PATRICK GRAY: It's been interesting to watch the reactions of audiences when we've done private screenings of the film. There’s not one take away. The common thread people are walking away with is the desire to have more meaningful relationships. The biggest takeaway is we all have the capacity to invite people into our lives and be willing to engage with each other in more meaningful ways.

GUIDEPOSTS.ORG: What’s your advice for people on how to deepen their relationships?

PG: There's no set recipe, or magic sauce; for us, it's been about being very intentional. You have these people in your life, but how much time and energy are we willing to put into truly stepping into vulnerability and allowing people to know us? It’s the moments of Justin saying, “Hey, I can't do this on my own.” It’s allowing people to love all of who we are, to be vulnerable and open and honest. Christ knows all of who we are, so we have to willingly let people be all of who they are and love them anyway. It's work that is worth it. Your joys are multiplied and your pain and struggles are divided.

GUIDEPOSTS.ORG: How have your lives changed since returning from this trip and getting this film together?

PG: When we came back, I knew that I was not going to stay in my job for very long. We got back July 2014 and I put in my notice in October and left in January 2015. When I came home from work in mid-October my wife said, “You need to quit; it’s time.” That was a very clear affirmation that we’re on the same page so we talked to the kids about it and even though I was letting go of a lot of certainty, the job was having a negative impact on my family because of how I was letting it affect me. Now, I have so much more time with my family and now the work stress comes from something we’re passionate about [traveling the country speaking about I’ll Push You with Justin]. Despite uncertainty there is peace calm and joy in my house that has not been there before. You ask my 3 kids what they think, and they’ll say, “Ok, we can’t do some of the things we did before,” but they got their dad back.

JS: I didn’t have a job like Patrick did. I’ve been at home since my middle son was born, so 12.5 years I’ve been home. The biggest difference is traveling. [Patrick and I are] not gone for weeks on end, but my wife gets a break she doesn’t have to care for me when I’m on the road.
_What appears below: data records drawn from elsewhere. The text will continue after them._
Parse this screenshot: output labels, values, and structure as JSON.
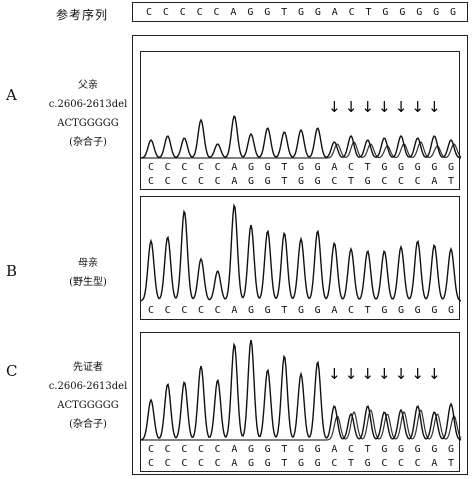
{
  "reference": {
    "label": "参考序列",
    "sequence": [
      "C",
      "C",
      "C",
      "C",
      "C",
      "A",
      "G",
      "G",
      "T",
      "G",
      "G",
      "A",
      "C",
      "T",
      "G",
      "G",
      "G",
      "G",
      "G"
    ]
  },
  "panels": [
    {
      "letter": "A",
      "title": "父亲",
      "variant": "c.2606-2613del",
      "deleted": "ACTGGGGG",
      "note": "(杂合子)",
      "arrow": "↓",
      "seq1": [
        "C",
        "C",
        "C",
        "C",
        "C",
        "A",
        "G",
        "G",
        "T",
        "G",
        "G",
        "A",
        "C",
        "T",
        "G",
        "G",
        "G",
        "G",
        "G"
      ],
      "seq2": [
        "C",
        "C",
        "C",
        "C",
        "C",
        "A",
        "G",
        "G",
        "T",
        "G",
        "G",
        "C",
        "T",
        "G",
        "C",
        "C",
        "C",
        "A",
        "T"
      ]
    },
    {
      "letter": "B",
      "title": "母亲",
      "note": "(野生型)",
      "seq1": [
        "C",
        "C",
        "C",
        "C",
        "C",
        "A",
        "G",
        "G",
        "T",
        "G",
        "G",
        "A",
        "C",
        "T",
        "G",
        "G",
        "G",
        "G",
        "G"
      ]
    },
    {
      "letter": "C",
      "title": "先证者",
      "variant": "c.2606-2613del",
      "deleted": "ACTGGGGG",
      "note": "(杂合子)",
      "arrow": "↓",
      "seq1": [
        "C",
        "C",
        "C",
        "C",
        "C",
        "A",
        "G",
        "G",
        "T",
        "G",
        "G",
        "A",
        "C",
        "T",
        "G",
        "G",
        "G",
        "G",
        "G"
      ],
      "seq2": [
        "C",
        "C",
        "C",
        "C",
        "C",
        "A",
        "G",
        "G",
        "T",
        "G",
        "G",
        "C",
        "T",
        "G",
        "C",
        "C",
        "C",
        "A",
        "T"
      ]
    }
  ]
}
Sometimes, our wives get to travel with us. My wife is truly remarkable. She supports me and says, “I love you,” and we figure it out as we go.

GUIDEPOSTS.ORG: There is a caregiving element to your friendship and also between you and your wife, Justin. How has caregiving impacted your relationships?

JS: In my role in my marriage with my wife, I recognize wholeheartedly she’s going way above and beyond what a [typical] spouse does. She has to be healthy for us to have a healthy marriage. So, my role in our marriage is to make sure she gets the time that she needs to be healthy. It takes a lot of humility in order for me to get there.

For example, in two weeks, she wants to go to a women’s retreat. That requires someone to come in and care for me in the way that she normally does so that she can go get recharged. In order for me to do that, sometimes Patrick helps and in this case it’s going to be my parents. It’s nothing more humbling than being 42 and having my parents wipe my backside. But it’s something I need to have done so I can suck it up for a few days so that my wife can be recharged to do what she does for me.

It’s a two-way street. It’s not just me taking from her. I’m always looking to take care of her too. She needs that. She deserves that.

PG: My background is in nursing, so I spent a lot of time bedside, and it’s different when you’re caring for your friend because there’s an intimacy that doesn’t exist with a patient. There’s a tendency [as a caregiver] to give more than you’re capable of and people get worn out, they get burned out. My ability to be a caregiver [for Justin] gives Kristin a break. It’s not a gift that I give it’s one that I get. When you open up and willingly give to someone, there’s a remarkable amount of reciprocity that happens when you get to help somebody.

There are so many times that Justin is, in turn, helping me. Whatever struggle we deal with, there’s a space where his thoughts, his emotions, his words teach me or coach me to be a better person. That’s what we do for each other—willingly give and willingly receive.